Reverse Strings Like a Pro

March 15, 2013

After quitting my job in February I now started thinking about all the fun I'll have interviewing for a new one. It's not all bad of course, but I'm not particularly looking forward to writing yet another anagram detector or string reversal function. But this did make me wonder: how does string reversal work with Unicode? For example, Java's String is made up of chars. The char data type is 2 bytes. But not all visible characters fit in 2 bytes:

The reverse is sometimes also true. For ligatures, multiple visible characters (also called graphemes) can map to a single char.

What does all this mean? Reversing a String is not like reversing an array.

Take for example the word Áfficion𝐚ḍ̇o. This is not exactly the original spelling; but let's see how it looks in terms of Unicode code units (chars) grouped by Unicode code point (individual "building blocks" of the word):

A ́ c i o n 𝐚 ̣ o
0x0041 0x0301 0xFB03 0x0063 0x0069 0x006F 0x006E 0xD835 0xDC1A 0x1E0B 0x0323 0x006F

Initially you might have thought that "Áfficion𝐚ḍ̇o".length() would have returned 11. But it doesn't; it actually returns 12. This is because String#length() returns the number of chars, not the number of visible characters. Things to note:

  • Two visible characters (Á and ḍ̇) have combining characters, thus needing 2 chars each
  • ffi is a ligature; it has 3 visible characters, yet only needs 1 char
  • 𝐚 is outside of the BMP, so needs 2 chars
Now you can probably imagine the fun Twitter has enforcing the 140 character limit. Anyway, knowing all this, we can do the math for our example: 2 + 1 + 1 + 1 + 1 + 1 + 2 + 2 + 1 = 12.

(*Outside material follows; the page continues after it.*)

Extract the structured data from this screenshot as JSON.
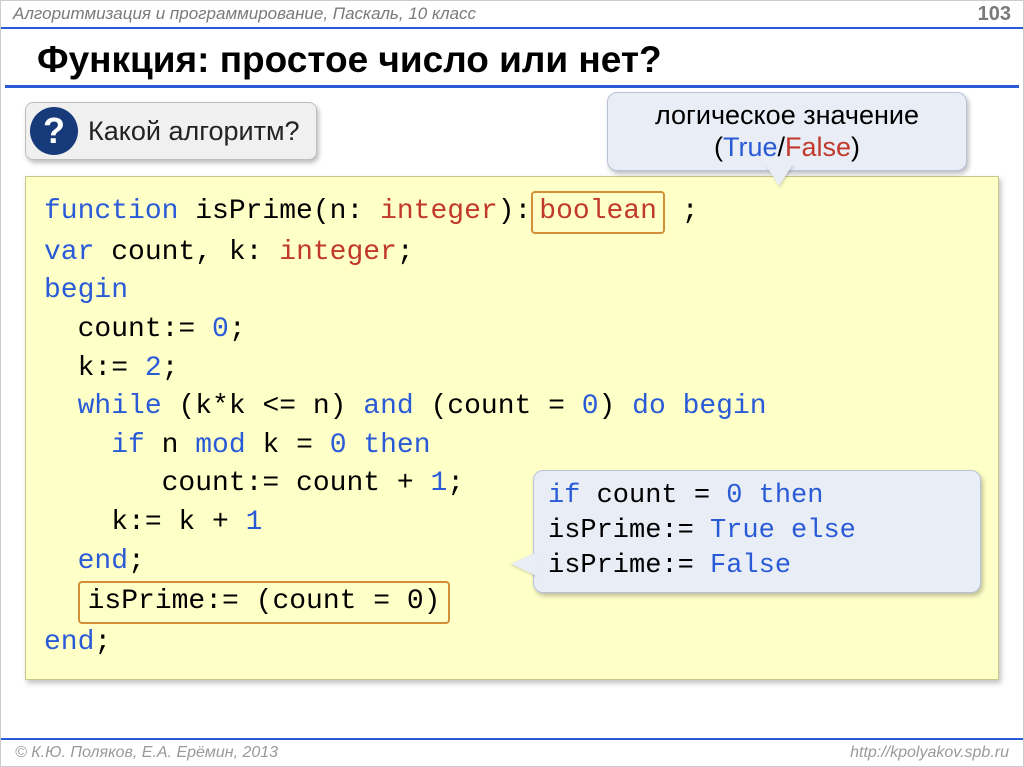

So how about reversing our example? Here are the options I've identified:

  1. Reverse the char array. This is what most people do when they're asked to write a string reversal function during an interview. But for all the reasons I mentioned above this approach has severe limitations. Though it has to be said that if you're not reversing a Unicode string, this is probably the most efficient way to do it. But that's not the goal at the moment.
  2. Use StringBuilder#reverse which reverses the char array with support for code points outside of the BMP (identifying surrogate pairs, so occurances of more than one char to represent a unicode code point). This does not reverse combining characters correctly.
  3. Normalize, then use StringBuilder#reverse. Use the Normalizer on your String to get rid of as many combining characters as possible before reversing. This helps but does not work for all character combinations. Also this has the effect of modifying your data (e.g. you can't reverse the reverse to get back the original).
  4. Use BreakIterator. This is the best way I have found to reverse a Unicode String and also the only way to correctly reverse our example. Note that there is still a limitation with ligatures; those letters will obviously not get reversed. If this is needed you'll probably want to use the Normalizer after all, pehaps on a subset of your data.

Below you can find an example of using BreakIterator. This correctly reverses our example (except the ligature) and is a round-trip function (meaning you can reverse the reverse and get the original input back).

  public static String reverseUnicode(String source, Locale locale) {
    BreakIterator boundary = BreakIterator.getCharacterInstance(locale);
    boundary.setText(source);

    char[] reversedChars = new char[source.length()];

    int end = boundary.last();
    for (int start = boundary.previous(), index = 0;
         start != BreakIterator.DONE;
         end = start, start = boundary.previous()) {
      for(int i = start; i < end; i++) {
        reversedChars[index] = source.charAt(i);
        index++;
      }
    }

    return String.valueOf(reversedChars);
  }

I can honestly not remember the last time I needed to reverse a String, but there you go.